Most of my work has been done in-house. These are the problems, constraints, and decisions behind it.
I’m a senior product marketing and go-to-market leader with nearly 20 years of experience working across enterprise B2B, SaaS, and regulated environments. My work has consistently focused on clarifying complex products, aligning cross-functional teams, and building durable positioning and messaging foundations that support long sales cycles and skeptical buyers.
Earlier roles emphasized hands-on ownership across messaging, branding, and go-to-market execution in complexity-heavy industries. Over time, my scope expanded toward system-level work, including positioning strategy, GTM alignment, sales enablement, and internal narrative coherence across product, marketing, and revenue teams.
In more recent roles, I’ve operated as a senior product marketing leader within enterprise SaaS organizations, often in small or under-resourced teams. The focus has been on establishing clarity where it didn’t previously exist, supporting growth without introducing fragility, and helping teams make consistent downstream decisions as products and organizations scale.
Alongside full-time roles, I’ve occasionally provided limited advisory support, typically centered on positioning, messaging, and GTM structure rather than execution-heavy engagements.

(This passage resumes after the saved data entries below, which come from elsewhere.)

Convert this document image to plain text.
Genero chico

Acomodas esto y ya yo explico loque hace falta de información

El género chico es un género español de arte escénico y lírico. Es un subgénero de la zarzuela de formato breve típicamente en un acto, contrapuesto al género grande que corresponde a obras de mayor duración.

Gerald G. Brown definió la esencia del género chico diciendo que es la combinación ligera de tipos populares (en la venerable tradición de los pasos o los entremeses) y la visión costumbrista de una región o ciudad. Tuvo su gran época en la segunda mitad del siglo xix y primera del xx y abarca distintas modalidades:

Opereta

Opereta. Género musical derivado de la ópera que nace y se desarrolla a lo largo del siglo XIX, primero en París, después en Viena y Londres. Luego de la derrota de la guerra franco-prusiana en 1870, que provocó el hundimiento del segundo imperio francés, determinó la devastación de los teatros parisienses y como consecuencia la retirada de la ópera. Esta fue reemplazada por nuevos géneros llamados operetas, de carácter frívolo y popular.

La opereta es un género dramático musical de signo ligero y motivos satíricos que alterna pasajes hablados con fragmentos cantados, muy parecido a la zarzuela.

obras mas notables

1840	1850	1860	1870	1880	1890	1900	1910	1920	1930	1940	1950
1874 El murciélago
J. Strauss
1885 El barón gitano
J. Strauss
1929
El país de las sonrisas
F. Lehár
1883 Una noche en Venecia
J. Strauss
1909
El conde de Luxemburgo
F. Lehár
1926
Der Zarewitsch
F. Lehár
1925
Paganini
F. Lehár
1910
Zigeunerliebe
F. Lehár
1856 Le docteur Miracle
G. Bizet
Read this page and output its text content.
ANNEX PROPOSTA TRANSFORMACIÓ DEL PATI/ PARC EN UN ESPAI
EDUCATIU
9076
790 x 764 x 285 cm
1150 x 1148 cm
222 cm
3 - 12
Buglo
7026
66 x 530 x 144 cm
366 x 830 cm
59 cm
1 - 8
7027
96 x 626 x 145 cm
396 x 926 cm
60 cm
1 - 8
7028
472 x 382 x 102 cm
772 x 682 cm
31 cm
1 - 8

Worked with product and go-to-market teams to define clearer positioning for products with deep technical differentiation and long sales cycles. The focus was on aligning internal understanding first, then translating that clarity into consistent external messaging across marketing and sales. This helped reduce ad-hoc positioning and gave teams a more durable narrative foundation.
Supported organizations transitioning from early traction to more formal go-to-market motions. This work centered on establishing messaging frameworks, defining target audiences, and aligning product, marketing, and revenue teams around shared priorities. The goal was to support growth without introducing unnecessary complexity or fragility.
Partnered closely with product, sales, and leadership to resolve misalignment between how products were built, sold, and described. The work often involved clarifying points of view, resolving internal disagreement, and creating shared language that teams could consistently rely on. This alignment improved decision-making downstream and reduced friction across teams.
Led product marketing efforts in environments with limited headcount and imperfect inputs. This required prioritizing clarity and sequencing over volume, focusing on work that would compound over time, and making tradeoffs explicit. The emphasis was on building systems and foundations that could support teams even when resources were constrained.